More news from the yogurt aisle: early research shows that certain probiotics may have a remarkable effect on calming anxiety. Researchers did a study with mice and found that those which had been given a particular strain of lactobacillus were markedly more calm and laid back compared to those who were not.

I want to emphasize that this is just the results of one small study performed on mice. Mice are not human beings. Also, they were fed a strain of lactobacillus that is, in the words of the researcher, "isn't currently commercially available in your supermarket."
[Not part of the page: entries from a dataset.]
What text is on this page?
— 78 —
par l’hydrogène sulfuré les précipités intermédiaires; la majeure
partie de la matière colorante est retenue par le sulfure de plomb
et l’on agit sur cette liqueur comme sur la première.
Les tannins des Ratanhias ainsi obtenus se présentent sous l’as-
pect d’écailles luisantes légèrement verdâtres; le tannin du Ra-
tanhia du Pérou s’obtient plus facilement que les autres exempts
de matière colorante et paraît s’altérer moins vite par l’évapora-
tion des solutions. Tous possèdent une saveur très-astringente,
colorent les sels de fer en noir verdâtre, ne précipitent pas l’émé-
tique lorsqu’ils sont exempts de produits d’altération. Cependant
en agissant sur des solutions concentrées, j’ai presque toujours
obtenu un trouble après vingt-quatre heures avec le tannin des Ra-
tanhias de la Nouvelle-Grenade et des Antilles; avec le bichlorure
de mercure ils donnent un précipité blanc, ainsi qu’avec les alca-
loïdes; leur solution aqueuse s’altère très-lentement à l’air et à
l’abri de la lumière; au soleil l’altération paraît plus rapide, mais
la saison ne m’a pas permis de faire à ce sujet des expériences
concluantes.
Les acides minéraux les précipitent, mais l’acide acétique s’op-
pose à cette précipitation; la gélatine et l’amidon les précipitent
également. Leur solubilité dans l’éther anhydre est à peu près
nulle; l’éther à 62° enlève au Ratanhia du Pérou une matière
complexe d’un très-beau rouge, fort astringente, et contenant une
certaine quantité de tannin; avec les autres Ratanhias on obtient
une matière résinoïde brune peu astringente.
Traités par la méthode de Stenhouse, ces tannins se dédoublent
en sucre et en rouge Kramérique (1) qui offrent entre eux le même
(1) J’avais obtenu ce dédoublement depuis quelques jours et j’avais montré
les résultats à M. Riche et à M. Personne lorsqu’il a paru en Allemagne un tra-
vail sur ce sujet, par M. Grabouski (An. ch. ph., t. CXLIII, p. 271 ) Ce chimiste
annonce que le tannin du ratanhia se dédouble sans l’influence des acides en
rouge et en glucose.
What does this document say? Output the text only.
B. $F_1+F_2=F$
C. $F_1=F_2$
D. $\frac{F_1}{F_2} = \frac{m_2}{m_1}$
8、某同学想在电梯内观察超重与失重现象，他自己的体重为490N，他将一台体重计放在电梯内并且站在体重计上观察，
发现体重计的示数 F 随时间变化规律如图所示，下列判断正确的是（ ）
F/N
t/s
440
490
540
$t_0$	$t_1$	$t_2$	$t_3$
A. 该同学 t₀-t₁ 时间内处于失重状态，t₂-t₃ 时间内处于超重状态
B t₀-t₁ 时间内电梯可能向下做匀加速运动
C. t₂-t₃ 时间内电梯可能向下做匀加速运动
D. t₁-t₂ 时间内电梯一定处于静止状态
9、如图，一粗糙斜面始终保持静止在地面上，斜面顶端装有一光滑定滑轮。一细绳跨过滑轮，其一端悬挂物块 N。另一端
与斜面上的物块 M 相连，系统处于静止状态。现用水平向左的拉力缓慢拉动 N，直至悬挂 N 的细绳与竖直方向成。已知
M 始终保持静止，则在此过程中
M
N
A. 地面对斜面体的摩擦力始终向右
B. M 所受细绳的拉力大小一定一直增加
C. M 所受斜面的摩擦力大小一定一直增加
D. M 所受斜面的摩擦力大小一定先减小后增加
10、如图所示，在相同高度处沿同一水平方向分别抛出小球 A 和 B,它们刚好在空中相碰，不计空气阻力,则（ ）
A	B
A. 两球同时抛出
The researchers have found that these effects don't happen when they cut the vagus nerve, which is the main nerve that communicates messages from your brain to your gut (and vice versa). Something about what's traveling on that nerve is affected by the existence of this lactobacillus in your gut, causing a significant reduction in anxiety.

In fact, the researchers found that the results were as pronounced an effect "as if the animals had been given some pharmaceutical agents that are used to treat anxiety and depression." Imagine if anxiety sufferers could just eat a special yogurt, instead of having to take a prescription medication, or suffering from a life of anxiety and panic attacks. If this research pans out (it has already been reproduced in a second laboratory in another country) it could be huge!

The science of probiotics is, in general, contradictory at best. It certainly can't hurt to eat probiotics, but for many people, it probably won't make much of a difference. This particular research study found that the particular strain of lactobacillus mattered a great deal to the final results. Meaning that not all lactobacilli are equal, and the ones you get in commercial yogurt might not be very useful to you at all.